Parece que la cosa se enderezaba…
Pero no. Meses más tarde, Leplée apareció muerto de un disparo. Un oscuro suceso. ¿Sospechosa? Adivina adivinanza, que canta Sabina… Vuelta a los tugurios de Pigalle, una carrera truncada y en brazos de amante en amante. Emborrachándose de la vida.
Durante la Segunda Guerra Mundial, en un París ocupado, cantó canciones como Mon legionnnaire delante de los nazis. ¿Para despistar? Musa de aquellos pájaros, protectora de los perseguidos. Un peligroso doble juego y París a punto de arder en caso de derrota. Lo que le pidió Hitler a su gobernador, Von Choltitz, antes de que los aliados pusieran un solo pie en la ciudad. Que pasó de su Führer como de comer mierda. Por suerte.
Fin de la guerra. El renacer de la esperanza. Y la esperanza, en el caso de Edith, se llamó Raymond Asso, un letrista que la enseñó a cantar. Sí, a cantar, a cantar de verdad. Canciones de los bajos fondos, de ese ambiente de Pigalle que ella tan bien conocía; canciones desgarradoras y crueles que llenaban auditorios. Fama, gloria y reconocimiento. Se convirtió en la musa de los intelectuales y de artistas del París de los años 50 del pasado siglo. Y dinero, mucho dinero, que salía como entraba. Sin freno. Y amantes. Demasiados: Yves Montand, Charles Aznavour, Georges Moustaki… O el gran amor de su vida, el boxeador Marcel Cerdan. A algunos de los anteriores los ayudó a conquistar la fama. El último, Cerdan, murió en un accidente de avión a los tres años de conocerse.
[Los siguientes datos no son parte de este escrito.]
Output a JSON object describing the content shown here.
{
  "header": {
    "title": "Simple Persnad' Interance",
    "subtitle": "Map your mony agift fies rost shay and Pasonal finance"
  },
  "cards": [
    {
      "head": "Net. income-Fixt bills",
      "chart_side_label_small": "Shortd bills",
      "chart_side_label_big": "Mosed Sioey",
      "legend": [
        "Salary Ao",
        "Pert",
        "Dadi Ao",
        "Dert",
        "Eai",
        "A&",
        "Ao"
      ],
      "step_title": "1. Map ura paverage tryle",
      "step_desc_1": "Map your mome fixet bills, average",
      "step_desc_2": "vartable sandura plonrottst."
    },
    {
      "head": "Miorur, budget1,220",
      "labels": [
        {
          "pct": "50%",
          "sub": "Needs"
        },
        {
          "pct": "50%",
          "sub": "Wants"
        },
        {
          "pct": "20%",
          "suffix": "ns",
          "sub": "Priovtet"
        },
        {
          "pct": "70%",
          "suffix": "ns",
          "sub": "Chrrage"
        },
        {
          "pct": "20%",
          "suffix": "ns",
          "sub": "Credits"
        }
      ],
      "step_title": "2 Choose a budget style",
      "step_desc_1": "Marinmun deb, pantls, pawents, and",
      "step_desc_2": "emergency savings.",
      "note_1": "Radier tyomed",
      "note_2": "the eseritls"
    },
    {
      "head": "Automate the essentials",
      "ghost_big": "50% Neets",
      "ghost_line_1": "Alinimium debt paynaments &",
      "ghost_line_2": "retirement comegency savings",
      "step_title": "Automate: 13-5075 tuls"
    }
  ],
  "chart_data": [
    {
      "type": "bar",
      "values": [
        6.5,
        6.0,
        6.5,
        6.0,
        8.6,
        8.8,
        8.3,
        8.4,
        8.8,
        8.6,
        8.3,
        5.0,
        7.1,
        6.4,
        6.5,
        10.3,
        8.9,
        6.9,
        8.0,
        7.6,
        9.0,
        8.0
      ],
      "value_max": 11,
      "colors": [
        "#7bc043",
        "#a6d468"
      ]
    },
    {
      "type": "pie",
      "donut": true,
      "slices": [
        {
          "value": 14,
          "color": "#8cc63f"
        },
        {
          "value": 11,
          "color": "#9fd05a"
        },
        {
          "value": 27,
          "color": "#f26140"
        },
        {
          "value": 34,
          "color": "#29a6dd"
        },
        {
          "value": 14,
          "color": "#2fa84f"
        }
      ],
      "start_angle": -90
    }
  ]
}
Y el sorteo todavía no ha acabado.
Tanto, tanto ruido, que canta el Maestro Sabina, llevó a Edith Piaff al abismo más profundo. Depresión, drogas y tranquilizantes. La cuesta abajo. Años de dolor en los que su garganta cantó temas llamados a sonar hasta la eternidad como La vie en rose, Les trois cloches o Milord. Y más amantes. En 1952 se casó con el ciclista Jacques Pills y se separó de él en 1956. Dos años después sufrió un accidente de coche que la dejó maltrecha y adicta a la morfina; y al siguiente, se le detectó un cáncer. La cuesta abajo era imparable, pero Edith Piaf quiso dejar su huella en este mundo antes de dar el último paso. En 1960, arrasada por los dolores, reunió las pocas fuerzas que le quedaban para cantar en el Olympia de París. El auditorio, sobrecogido. Cantó una canción compuesta para ella por Charles Dumont y Michel Vaucaire. Hombres y mujeres salieron impresionados del teatro tras ver cómo el pequeño gorrión no se lamentaba de nada a pesar de la vida vivida. El destino, no obstante, le reservó un palco especial para ver pasar la eternidad. Se lo había ganado.